Perfección en la esfera humana.

Sed, pues, vosotros perfectos, como vuestro Padre que está en los cielos es perfecto. Mateo 5:48. 


Nuestro Salvador comprende perfectamente la naturaleza humana y nos dice a cada uno: “Sed, pues, vosotros perfectos, como vuestro Padre que está en los cielos es perfecto”. Así como Dios es perfecto en su esfera, así debe serlo el hombre en la suya. A quienes reciben a Cristo se dirigen estas palabras llenas de esperanza: “A todos los que le recibieron, a los que creen en su nombre, les dio potestad de ser hechos hijos de Dios”. 

Ellas nos indican que no debemos conformarnos con nada que sea inferior a un carácter sobresaliente y elevado, formado a la semejanza divina. Cuando se posee un carácter tal, la vida, la fe, la pureza de la religión constituyen un ejemplo instructivo para los demás.

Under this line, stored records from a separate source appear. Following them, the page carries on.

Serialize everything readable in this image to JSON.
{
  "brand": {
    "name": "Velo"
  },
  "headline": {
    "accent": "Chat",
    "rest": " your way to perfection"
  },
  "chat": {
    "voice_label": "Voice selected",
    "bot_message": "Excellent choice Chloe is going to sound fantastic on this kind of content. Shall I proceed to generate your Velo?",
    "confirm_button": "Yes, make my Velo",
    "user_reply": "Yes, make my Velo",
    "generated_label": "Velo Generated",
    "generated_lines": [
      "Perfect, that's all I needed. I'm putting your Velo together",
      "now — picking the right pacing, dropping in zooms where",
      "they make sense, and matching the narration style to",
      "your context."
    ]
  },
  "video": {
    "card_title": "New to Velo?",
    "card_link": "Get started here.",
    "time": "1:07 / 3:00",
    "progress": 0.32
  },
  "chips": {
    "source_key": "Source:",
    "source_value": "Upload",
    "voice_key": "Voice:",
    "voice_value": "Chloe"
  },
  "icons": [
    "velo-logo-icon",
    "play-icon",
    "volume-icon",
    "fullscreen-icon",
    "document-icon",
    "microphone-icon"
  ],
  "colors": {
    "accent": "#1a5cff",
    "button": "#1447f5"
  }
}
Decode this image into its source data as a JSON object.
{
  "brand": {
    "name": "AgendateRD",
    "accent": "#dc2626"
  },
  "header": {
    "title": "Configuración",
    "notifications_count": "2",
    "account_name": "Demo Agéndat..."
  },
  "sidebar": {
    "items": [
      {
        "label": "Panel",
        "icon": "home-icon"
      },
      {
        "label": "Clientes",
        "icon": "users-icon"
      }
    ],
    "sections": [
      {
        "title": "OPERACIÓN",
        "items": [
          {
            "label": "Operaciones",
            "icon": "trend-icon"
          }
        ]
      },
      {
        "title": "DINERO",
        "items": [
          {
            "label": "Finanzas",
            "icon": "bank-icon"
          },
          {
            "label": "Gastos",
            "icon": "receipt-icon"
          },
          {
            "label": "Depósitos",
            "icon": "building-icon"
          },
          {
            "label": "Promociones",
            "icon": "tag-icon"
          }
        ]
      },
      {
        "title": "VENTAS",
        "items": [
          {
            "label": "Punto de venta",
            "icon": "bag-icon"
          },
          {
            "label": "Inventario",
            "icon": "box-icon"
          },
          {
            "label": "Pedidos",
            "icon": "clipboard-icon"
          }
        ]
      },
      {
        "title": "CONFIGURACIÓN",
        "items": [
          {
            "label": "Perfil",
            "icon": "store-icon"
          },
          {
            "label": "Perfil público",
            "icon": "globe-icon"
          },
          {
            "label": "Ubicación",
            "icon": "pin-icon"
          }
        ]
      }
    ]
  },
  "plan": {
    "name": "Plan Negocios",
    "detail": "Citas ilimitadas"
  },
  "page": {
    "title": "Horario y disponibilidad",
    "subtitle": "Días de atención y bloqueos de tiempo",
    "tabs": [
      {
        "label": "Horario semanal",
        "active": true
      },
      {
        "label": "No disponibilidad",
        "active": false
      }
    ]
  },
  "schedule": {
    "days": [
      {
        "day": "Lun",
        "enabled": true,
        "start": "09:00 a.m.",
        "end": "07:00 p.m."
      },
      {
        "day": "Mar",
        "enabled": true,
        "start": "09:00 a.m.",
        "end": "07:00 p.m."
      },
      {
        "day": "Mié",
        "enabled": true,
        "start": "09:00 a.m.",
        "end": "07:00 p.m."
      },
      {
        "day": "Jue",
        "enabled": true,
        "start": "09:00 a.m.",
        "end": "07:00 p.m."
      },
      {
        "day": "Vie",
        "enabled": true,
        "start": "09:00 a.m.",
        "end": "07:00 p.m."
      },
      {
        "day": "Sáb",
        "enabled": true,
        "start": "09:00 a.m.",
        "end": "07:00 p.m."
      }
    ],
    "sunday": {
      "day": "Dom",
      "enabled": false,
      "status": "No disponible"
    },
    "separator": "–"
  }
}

Pero se chasquearán los que esperan contemplar un cambio mágico en su carácter sin que haya un esfuerzo decidido de su parte para vencer el pecado. Mientras contemplemos a Jesús, no tendremos razón para temer ni para dudar de que Cristo es capaz de salvar hasta lo sumo a todos los que acuden a él. 

Pero podemos temer constantemente para que nuestra vieja naturaleza no gane otra vez la supremacía, no sea que el enemigo invente alguna trampa por la cual seamos otra vez sus cautivos. Hemos de ocuparnos en nuestra salvación con temor y temblor, pues Dios es el que obra en nosotros así el querer como el hacer su buena voluntad. Con nuestras facultades limitadas hemos de ser tan santos en nuestra esfera como Dios es santo en la suya. 

Hasta donde alcance nuestra capacidad, hemos de manifestar la verdad, el amor y la excelencia del carácter divino. Así como la cera recibe la impresión del sello, así el alma ha de recibir la impresión del Espíritu de Dios y ha de retener la imagen de Cristo. 

Hemos de crecer diariamente en belleza espiritual.Fracasaremos con frecuencia en nuestros esfuerzos de imitar el modelo divino. Con frecuencia tendremos que prosternarnos para llorar a los pies de Jesús, debido a nuestras faltas y errores, pero no hemos de desanimarnos. Hemos de orar más fervientemente, creer más plenamente y tratar otra vez, con mayor firmeza, de crecer a la semejanza de nuestro Señor.

 Al desconfiar de nuestro propio poder, confiaremos en el poder de nuestro Redentor y daremos alabanza al Señor, quien es la salud de nuestro rostro y nuestro Dios.